The newest album from Old Blind Dogs is Knucklehead Circus. Check out a recorded performance of Thin Man, an instrumental track from the new album. Another track, John Barleycorn, features spirited vocals.
Some other events in April & May
LitFest Pasadena 2022 continues through May 14. It is series of events on three Saturdays and two Wednesdays that will bring acclaimed authors and new voices together “to engage in a variety of powerful and inspiring literary and social conversations.” The program of 27 free events at five different locations is available here. They range from discussions of mystery books or California stories to panels about the craft of writing and a May 14 slate of poetry readings.
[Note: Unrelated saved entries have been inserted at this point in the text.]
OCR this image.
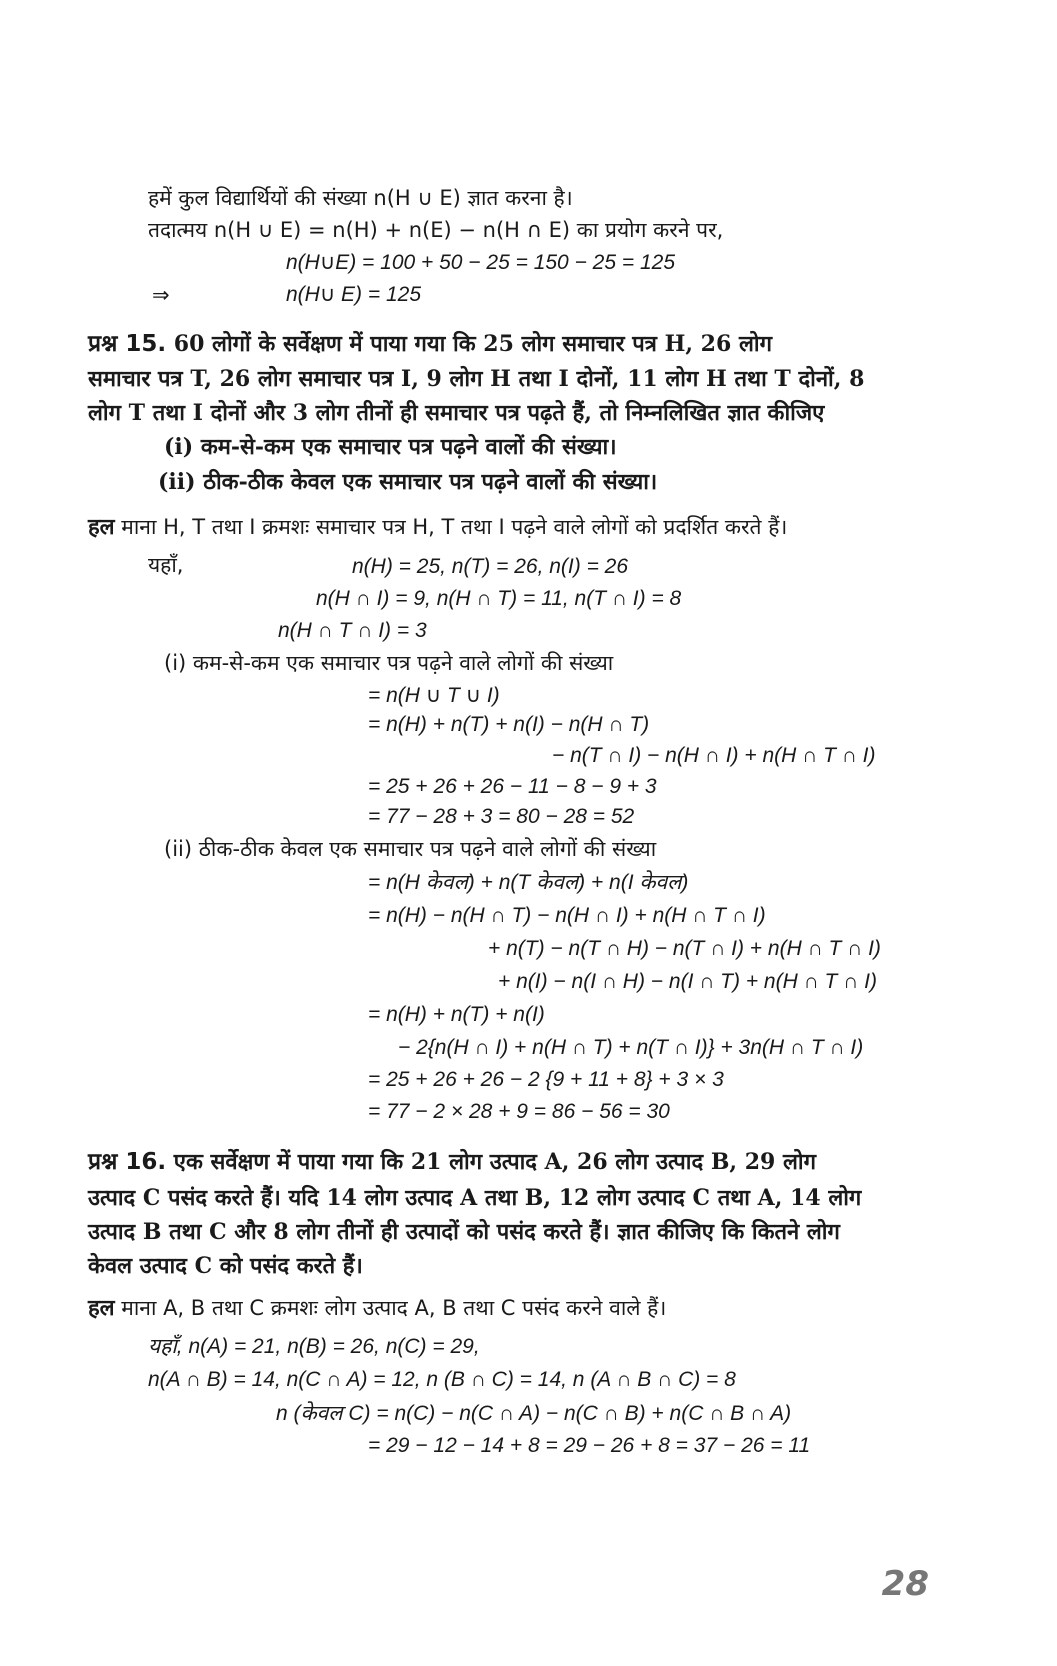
हमें कुल विद्यार्थियों की संख्या n(H ∪ E) ज्ञात करना है।
तदात्मय n(H ∪ E) = n(H) + n(E) − n(H ∩ E) का प्रयोग करने पर,
n(H∪E) = 100 + 50 − 25 = 150 − 25 = 125
⇒	n(H∪ E) = 125
प्रश्न 15. 60 लोगों के सर्वेक्षण में पाया गया कि 25 लोग समाचार पत्र H, 26 लोग
समाचार पत्र T, 26 लोग समाचार पत्र I, 9 लोग H तथा I दोनों, 11 लोग H तथा T दोनों, 8
लोग T तथा I दोनों और 3 लोग तीनों ही समाचार पत्र पढ़ते हैं, तो निम्नलिखित ज्ञात कीजिए
(i) कम-से-कम एक समाचार पत्र पढ़ने वालों की संख्या।
(ii) ठीक-ठीक केवल एक समाचार पत्र पढ़ने वालों की संख्या।
हल माना H, T तथा I क्रमशः समाचार पत्र H, T तथा I पढ़ने वाले लोगों को प्रदर्शित करते हैं।
यहाँ,	n(H) = 25, n(T) = 26, n(I) = 26
n(H ∩ I) = 9, n(H ∩ T) = 11, n(T ∩ I) = 8
n(H ∩ T ∩ I) = 3
(i) कम-से-कम एक समाचार पत्र पढ़ने वाले लोगों की संख्या
= n(H ∪ T ∪ I)
= n(H) + n(T) + n(I) − n(H ∩ T)
− n(T ∩ I) − n(H ∩ I) + n(H ∩ T ∩ I)
= 25 + 26 + 26 − 11 − 8 − 9 + 3
= 77 − 28 + 3 = 80 − 28 = 52
(ii) ठीक-ठीक केवल एक समाचार पत्र पढ़ने वाले लोगों की संख्या
= n(H केवल) + n(T केवल) + n(I केवल)
= n(H) − n(H ∩ T) − n(H ∩ I) + n(H ∩ T ∩ I)
+ n(T) − n(T ∩ H) − n(T ∩ I) + n(H ∩ T ∩ I)
+ n(I) − n(I ∩ H) − n(I ∩ T) + n(H ∩ T ∩ I)
= n(H) + n(T) + n(I)
− 2{n(H ∩ I) + n(H ∩ T) + n(T ∩ I)} + 3n(H ∩ T ∩ I)
= 25 + 26 + 26 − 2 {9 + 11 + 8} + 3 × 3
= 77 − 2 × 28 + 9 = 86 − 56 = 30
प्रश्न 16. एक सर्वेक्षण में पाया गया कि 21 लोग उत्पाद A, 26 लोग उत्पाद B, 29 लोग
उत्पाद C पसंद करते हैं। यदि 14 लोग उत्पाद A तथा B, 12 लोग उत्पाद C तथा A, 14 लोग
उत्पाद B तथा C और 8 लोग तीनों ही उत्पादों को पसंद करते हैं। ज्ञात कीजिए कि कितने लोग
केवल उत्पाद C को पसंद करते हैं।
हल माना A, B तथा C क्रमशः लोग उत्पाद A, B तथा C पसंद करने वाले हैं।
यहाँ, n(A) = 21, n(B) = 26, n(C) = 29,
n(A ∩ B) = 14, n(C ∩ A) = 12, n (B ∩ C) = 14, n (A ∩ B ∩ C) = 8
n (केवल C) = n(C) − n(C ∩ A) − n(C ∩ B) + n(C ∩ B ∩ A)
= 29 − 12 − 14 + 8 = 29 − 26 + 8 = 37 − 26 = 11
28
The calendar of public events at Caltech also includes two concerts in May in the large Beckman Auditorium. Chanticleer, a 12-voice chorus known for its wide-ranging repertoire and dazzling virtuosity, will perform there at 7:30 p.m. on Friday, May 13. For the $45 tickets, call Caltech ticket office at 626-395-4652. The Miró Quartet, joined by Martin Beaver and Clive Greensmith of the Colburn School will perform sextets by Johannes Brahms at Beckman Auditorium at 3:30 p.m. on Sunday, May 22. For ticketing information, see this Colburn page.
Our website at https://pasadenafolkmusicsociety.org, including the site’s Resources page, is being updated. The following new information has been added or updated:
— Bluegrass Association of Southern California. The BASC Bluegrass JamOn is typically held the fourth Sunday of every month. Check their website for current dates, as the schedule has been disrupted due to COVID.
— Mudcat Cafe. Search for songs and lyrics in the Digital Tradition Folk Song Database, which contains about 9,000 songs.
— AcousticMusic.net. News and commentary for the folk, roots & singer-songwriter communities.
— BBC Sounds. Highlights folk and acoustic music from around the UK and the world.
— Bandsintown. Search for concerts by city, date, artist, festival, venue or genre (folk, blues, jazz, rock, classical, metal, and more).
— Ultimate World and Folk Playlist. Created for Spotify by Guardian Music. This list of 85 songs is free to access.
— Folk & Acoustic Playlists. Multiple lists, consisting of thousands of songs in the genres of folk, acoustic, Americana, and bluegrass. Free to access on Spotify.
— SoundCloud. Free service containing thousands of songs and artists.